Simulated Author's Rebuttal

3 responses · 0 unresolved

Thank you for the detailed review. We appreciate the opportunity to clarify and strengthen our manuscript. Below we provide point-by-point responses to the major comments.

read point-by-point responses
  1. Referee: Abstract and Results: the claim of significant outperformance on MSE, RMSE, and QLIKE is presented without error bars, number of independent runs, data-split protocol, or any statistical significance test, rendering the headline result impossible to evaluate from the supplied information.

    Authors: We fully agree with this observation. The original manuscript indeed omitted these statistical details. In the revised version, we will report results with standard deviations from at least 5 independent runs with different random seeds, explicitly describe the temporal data splitting protocol used to avoid look-ahead bias, and include p-values from appropriate statistical tests (e.g., Diebold-Mariano test for forecast accuracy) to substantiate the significance of the improvements. revision: yes

  2. Referee: Experimental design (implicit in the workflow description): no ablation is reported that replaces the QCBM with a classical generative model (VAE, GMM, or flow) trained under the identical stochastic Drop-Prior schedule. Without this control it is impossible to determine whether the observed gains stem from quantum-specific distribution capture or from the mere presence of an auxiliary generative signal during training.

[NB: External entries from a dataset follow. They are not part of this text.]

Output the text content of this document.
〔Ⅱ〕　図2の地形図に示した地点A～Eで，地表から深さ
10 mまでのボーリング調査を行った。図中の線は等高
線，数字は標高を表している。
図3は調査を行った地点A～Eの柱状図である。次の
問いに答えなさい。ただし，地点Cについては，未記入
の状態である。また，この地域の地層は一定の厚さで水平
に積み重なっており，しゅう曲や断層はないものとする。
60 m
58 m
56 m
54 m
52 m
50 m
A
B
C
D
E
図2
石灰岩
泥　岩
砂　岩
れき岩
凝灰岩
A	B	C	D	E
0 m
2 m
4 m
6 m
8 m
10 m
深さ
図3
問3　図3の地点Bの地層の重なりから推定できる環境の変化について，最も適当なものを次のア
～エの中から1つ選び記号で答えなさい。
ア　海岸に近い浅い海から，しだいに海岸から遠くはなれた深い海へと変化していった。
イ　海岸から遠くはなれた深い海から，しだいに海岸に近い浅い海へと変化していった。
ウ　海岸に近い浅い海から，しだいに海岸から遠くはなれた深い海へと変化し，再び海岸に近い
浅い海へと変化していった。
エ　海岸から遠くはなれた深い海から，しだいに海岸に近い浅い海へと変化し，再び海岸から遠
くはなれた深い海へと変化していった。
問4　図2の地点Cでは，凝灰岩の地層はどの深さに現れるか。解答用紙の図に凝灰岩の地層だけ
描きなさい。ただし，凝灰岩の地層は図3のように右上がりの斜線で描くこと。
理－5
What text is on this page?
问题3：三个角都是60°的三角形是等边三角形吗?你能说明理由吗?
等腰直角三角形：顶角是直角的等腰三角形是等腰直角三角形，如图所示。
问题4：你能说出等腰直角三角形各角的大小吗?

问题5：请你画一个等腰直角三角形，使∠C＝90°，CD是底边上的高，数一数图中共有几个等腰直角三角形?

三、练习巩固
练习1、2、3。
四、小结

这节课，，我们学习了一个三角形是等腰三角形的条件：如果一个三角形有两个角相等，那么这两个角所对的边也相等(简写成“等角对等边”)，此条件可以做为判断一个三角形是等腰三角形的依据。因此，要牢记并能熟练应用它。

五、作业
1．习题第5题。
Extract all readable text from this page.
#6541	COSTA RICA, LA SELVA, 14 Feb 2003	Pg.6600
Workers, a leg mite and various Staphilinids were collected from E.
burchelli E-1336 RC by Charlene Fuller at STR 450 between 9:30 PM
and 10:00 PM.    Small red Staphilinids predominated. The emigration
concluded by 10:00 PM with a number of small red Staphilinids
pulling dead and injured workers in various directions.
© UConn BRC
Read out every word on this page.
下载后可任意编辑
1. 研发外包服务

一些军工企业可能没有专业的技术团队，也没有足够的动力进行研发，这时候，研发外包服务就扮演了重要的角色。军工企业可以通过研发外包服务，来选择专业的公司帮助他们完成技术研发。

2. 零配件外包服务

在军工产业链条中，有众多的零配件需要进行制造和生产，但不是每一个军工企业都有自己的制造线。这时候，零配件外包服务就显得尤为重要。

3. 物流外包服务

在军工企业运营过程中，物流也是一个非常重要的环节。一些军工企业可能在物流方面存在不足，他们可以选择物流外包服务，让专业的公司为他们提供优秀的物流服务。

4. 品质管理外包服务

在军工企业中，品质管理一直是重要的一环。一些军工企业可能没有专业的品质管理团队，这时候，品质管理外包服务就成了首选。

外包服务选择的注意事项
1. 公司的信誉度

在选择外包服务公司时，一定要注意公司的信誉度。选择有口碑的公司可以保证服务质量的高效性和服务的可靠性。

    Authors: This is a valid concern. To address it, we will include an ablation study in the revised manuscript where we replace the QCBM with a classical Gaussian Mixture Model (GMM) as the generative prior, trained under the same stochastic Drop-Prior mechanism. This will help isolate whether the performance gains are due to the quantum model's distribution learning capabilities or the hybrid training approach in general. We note that training more complex classical models like VAEs or normalizing flows with the exact same integration would require additional computational resources, but the GMM ablation should provide initial evidence. revision: partial

  3. Referee: Methods: the manuscript supplies no quantitative verification that the QCBM actually captures the target market distribution (e.g., MMD, Wasserstein distance, or held-out log-likelihood on returns). The premise that the quantum module “models complex market distributions” therefore remains an untested assumption rather than a demonstrated fact.

    Authors: We acknowledge that the manuscript lacks explicit quantitative evaluation of the QCBM's generative performance. We will add in the Methods and Results sections metrics such as the Maximum Mean Discrepancy (MMD) and Wasserstein-1 distance between samples generated by the trained QCBM and the empirical distribution of the financial returns. Additionally, we will report the log-likelihood on a held-out test set of returns to demonstrate that the QCBM effectively models the complex market distributions. revision: yes

Circularity Check

0 steps flagged

No significant circularity in derivation chain

full rationale

The paper presents an empirical hybrid framework combining LSTM with QCBM and a stochastic Drop-Prior training mechanism. No equations, derivations, or first-principles results are described that reduce a claimed prediction or performance metric to a fitted parameter or self-defined input by construction. The central claims rest on experimental comparisons (MSE/RMSE/QLIKE on SSE and CSI 300 data) rather than any tautological renaming, ansatz smuggling, or self-citation load-bearing step. The workflow is self-contained against external benchmarks and does not invoke uniqueness theorems or prior self-work to force the outcome.

Axiom & Free-Parameter Ledger

0 free parameters · 0 axioms · 0 invented entities

Abstract supplies insufficient technical detail to enumerate free parameters, axioms, or invented entities; standard LSTM and QCBM components are assumed but not specified.